A veiled expression came over Phillips’s face. “I’m not at liberty to discuss the company.”
“That’s really a shame. And I’ll tell you why. Because hearing this obstructionist attitude—and hearing it from your own lips—is just going to reinforce my associate’s notion that his way of handling this is the right way to go. I’ll be embarrassed—and your son will never, ever get a law degree.”
Phillips did not reply.
“It’s also a shame because Agent Pendergast here is in a position to help, as well as to hurt.” Hayward paused briefly to let this sink in. “You see, you’ll need the FBI’s help if you want to correct your son’s record. With a drug conviction like that… well, as you might imagine, there will be a federal file to take care of, in addition to the local paperwork.”
Phillips swallowed. “We’re talking about a small-time drug conviction. The FBI would have no interest in that.”
“Possession with intent to sell.

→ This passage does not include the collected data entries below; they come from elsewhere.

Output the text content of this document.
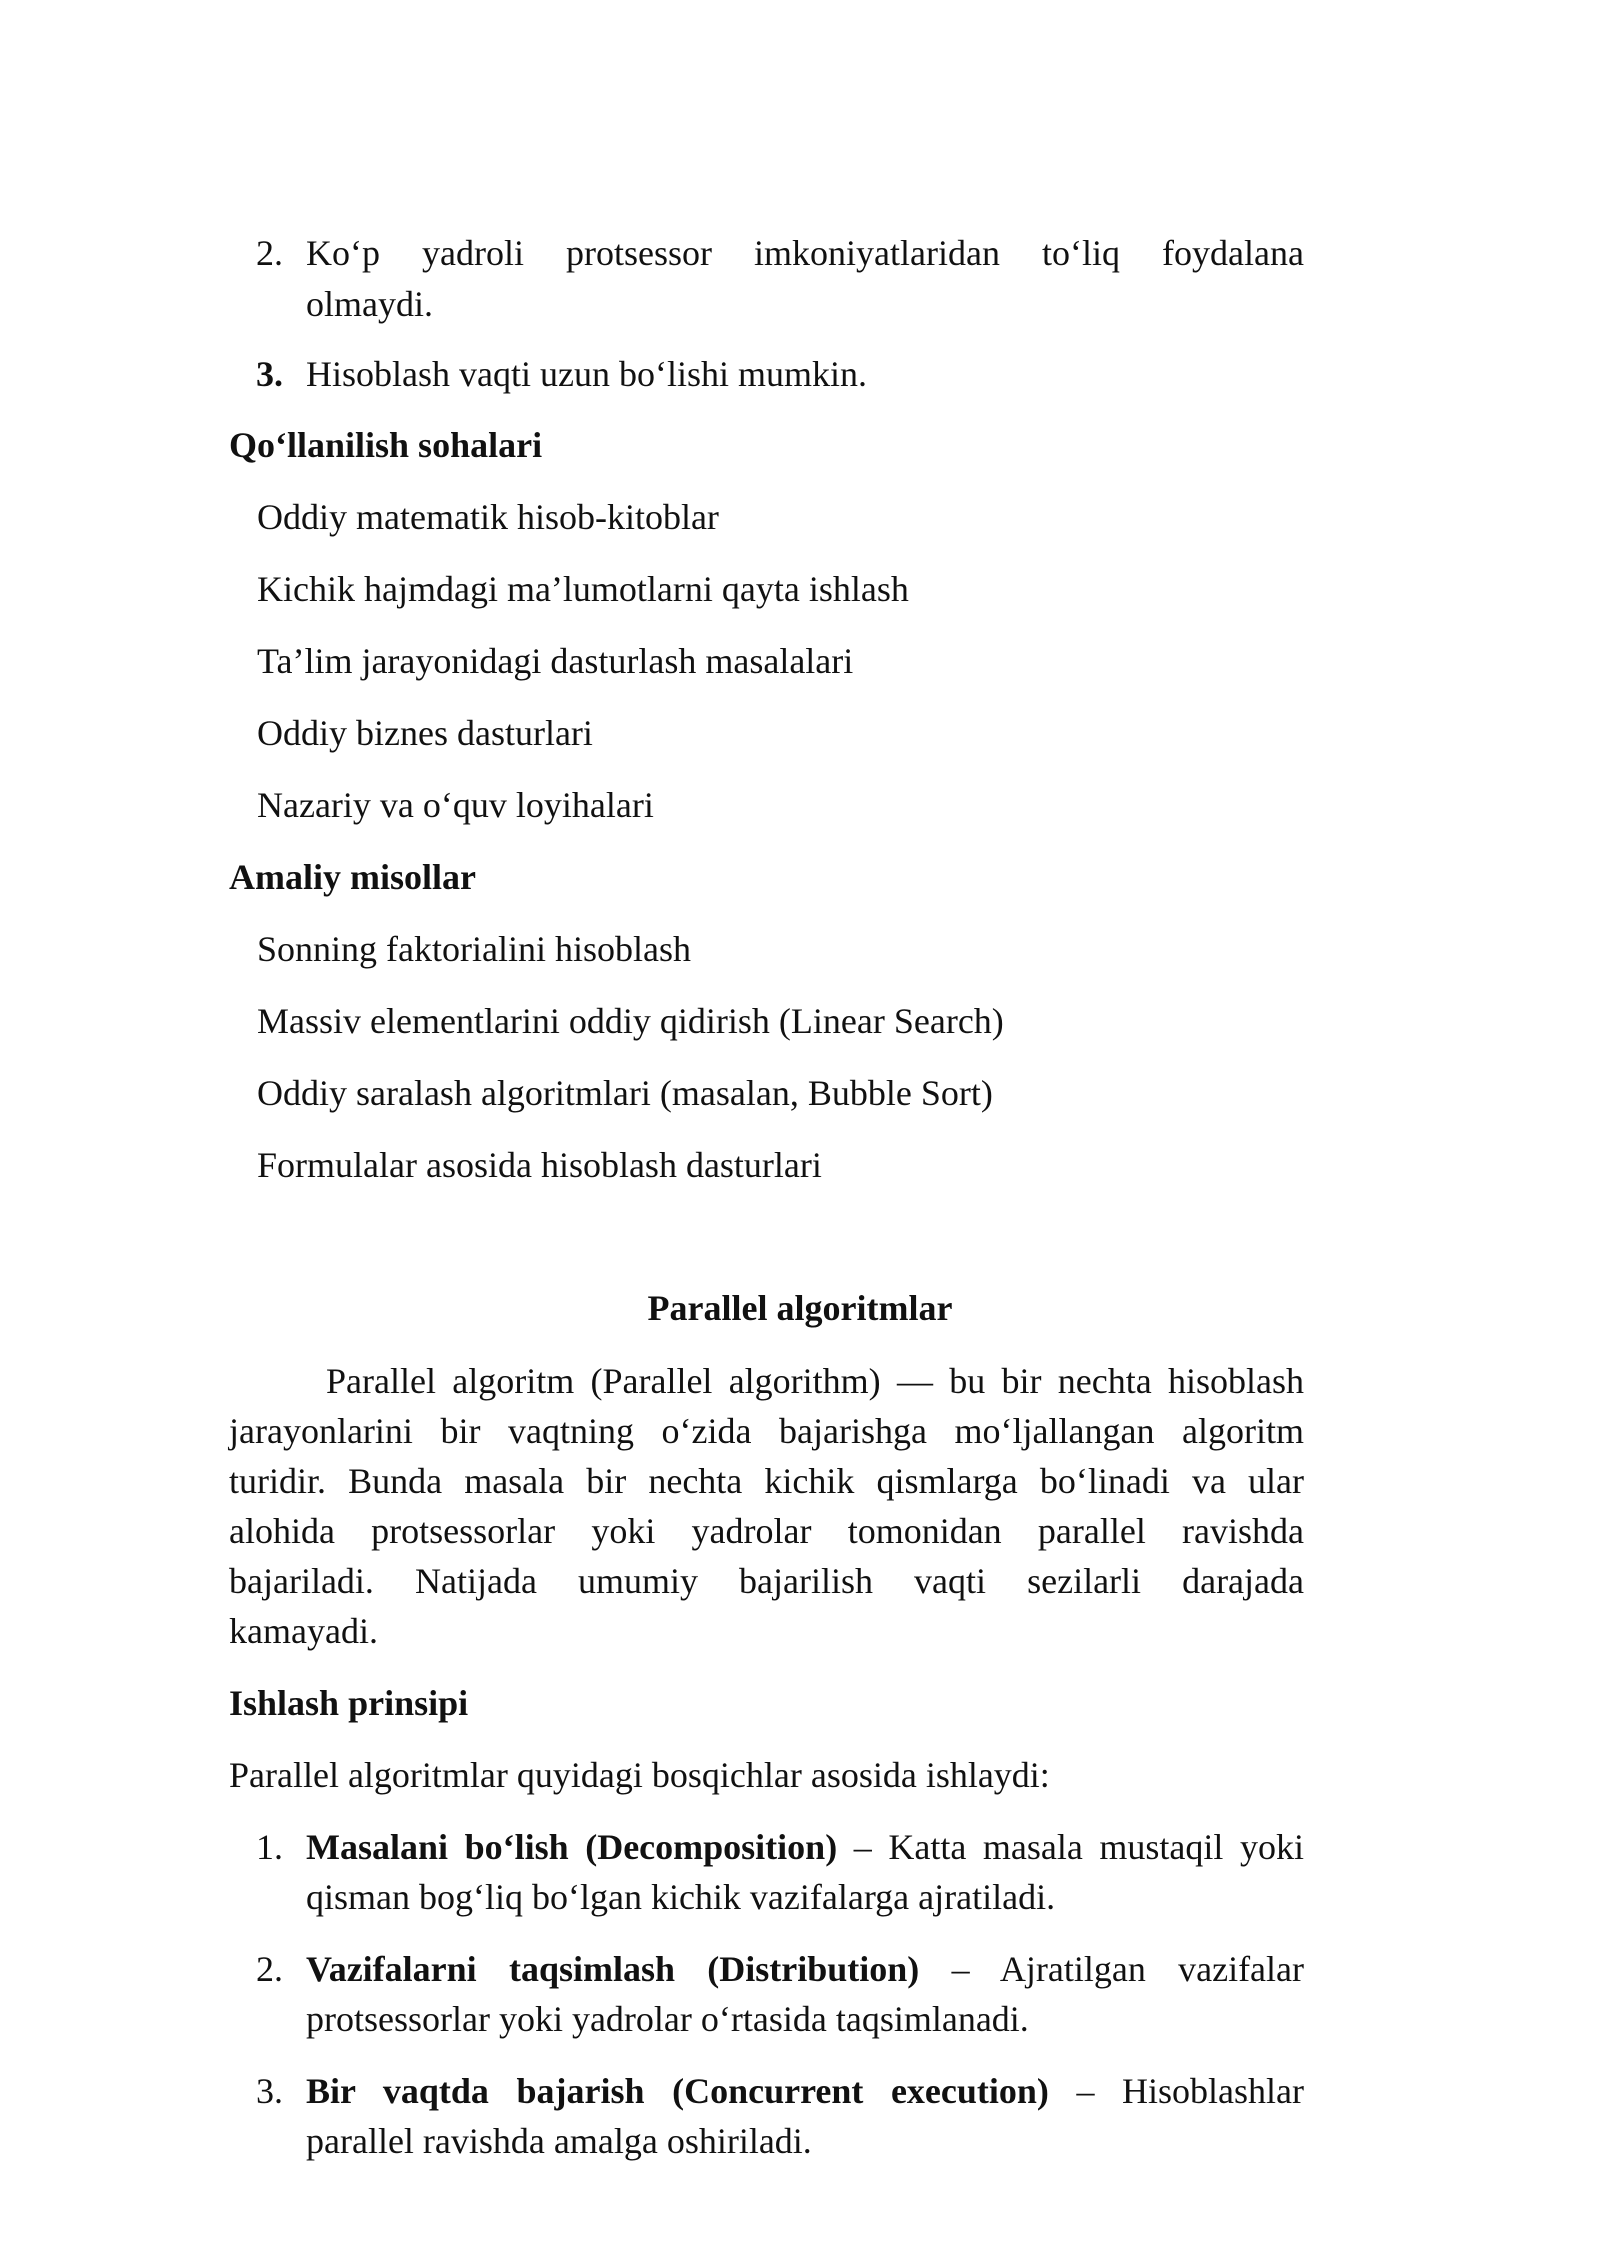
2. Ko‘p yadroli protsessor imkoniyatlaridan to‘liq foydalana
olmaydi.
3. Hisoblash vaqti uzun bo‘lishi mumkin.
Qo‘llanilish sohalari
Oddiy matematik hisob-kitoblar
Kichik hajmdagi ma’lumotlarni qayta ishlash
Ta’lim jarayonidagi dasturlash masalalari
Oddiy biznes dasturlari
Nazariy va o‘quv loyihalari
Amaliy misollar
Sonning faktorialini hisoblash
Massiv elementlarini oddiy qidirish (Linear Search)
Oddiy saralash algoritmlari (masalan, Bubble Sort)
Formulalar asosida hisoblash dasturlari
Parallel algoritmlar
Parallel algoritm (Parallel algorithm) — bu bir nechta hisoblash
jarayonlarini bir vaqtning o‘zida bajarishga mo‘ljallangan algoritm
turidir. Bunda masala bir nechta kichik qismlarga bo‘linadi va ular
alohida protsessorlar yoki yadrolar tomonidan parallel ravishda
bajariladi. Natijada umumiy bajarilish vaqti sezilarli darajada
kamayadi.
Ishlash prinsipi
Parallel algoritmlar quyidagi bosqichlar asosida ishlaydi:
1. Masalani bo‘lish (Decomposition) – Katta masala mustaqil yoki
qisman bog‘liq bo‘lgan kichik vazifalarga ajratiladi.
2. Vazifalarni taqsimlash (Distribution) – Ajratilgan vazifalar
protsessorlar yoki yadrolar o‘rtasida taqsimlanadi.
3. Bir vaqtda bajarish (Concurrent execution) – Hisoblashlar
parallel ravishda amalga oshiriladi.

That automatically generates a federal file.” She nodded slowly. “Being a corporate lawyer, perhaps you didn’t know that. Trust me, that file is sitting in a cabinet somewhere, a time bomb waiting to blow up your son’s future.”
Pendergast stood beside her, motionless. He hadn’t said a word during the entire exchange.
Phillips licked his lips, wet them with the martini, exhaled. “What is it you want to know, exactly?”
“Tell us about the avian flu experiments at Longitude.”
The ice chips in the martini tinkled as Phillips’s hand shook.
“Mr. Phillips?” Hayward prompted.
“Captain, if I spoke to you of that, and the fact got out, it would result in my death.”